Esta é a natureza do rewilding: restaurar as ligações que constituem os ecossistemas. A megafauna restaurada (grandes mamíferos herbívoros, neste caso) também pode ajudar a enfrentar as alterações climáticas, aumentando a quantidade de carbono que os habitats armazenam naturalmente, através da dispersão de sementes e do enriquecimento do solo.
Restaurar a megafauna é complicado e, num artigo científico recente, os conservacionistas defenderam mudanças nas políticas para apoiá-la. Eles sugerem “uma transição da agricultura para a criação de vida selvagem, combinada com ambiciosos programas de reprodução da megafauna fundamental”. A população de Rinocerontes Platina pode muito bem revelar-se um exemplo emblemático ao mostrar que tal abordagem é alcançável.
Para onde irá o rinoceronte? Serão libertados em áreas onde os rinocerontes estão extintos localmente ou complementarão as populações existentes? Eles podem ser usados para cumprir o papel deixado pelo rinoceronte branco do norte funcionalmente extinto (subespécie)?
O tempo vai dizer. Entretanto, o rinoceronte de criação precisa de estar preparado para lidar com o stress da translocação e libertação, e para uma vida selvagem. Eles precisam ser fortalecidos, para encontrar e processar alimentos provenientes dos ambientes naturais em que serão colocados. Terão de tolerar os desafios dos seus novos ambientes, tais como doenças, parasitas e predadores.
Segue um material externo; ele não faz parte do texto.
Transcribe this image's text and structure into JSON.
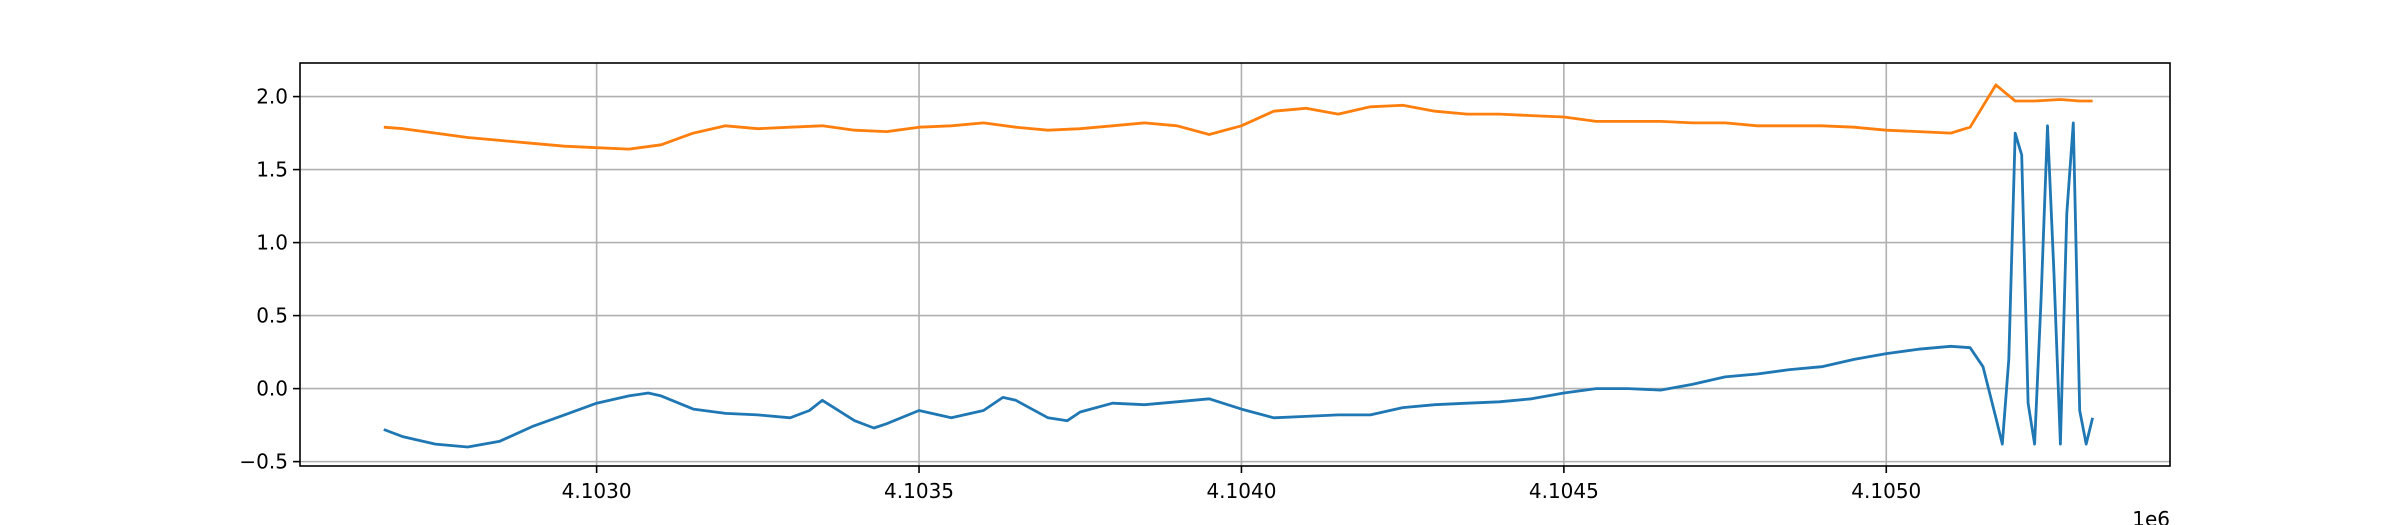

O predador mais perigoso do rinoceronte continua sendo a espécie humana. O enigma sobre como impedir ou mesmo simplesmente reduzir a perda de rinocerontes de vida livre para os caçadores furtivos permanece. O rinoceronte que será libertado em breve terá de lidar com isto – com o tradicional apoio à conservação contra a caça furtiva. Paralelamente, os esforços de redução da procura devem continuar, a fim de reduzir o desejo por chifres de rinoceronte.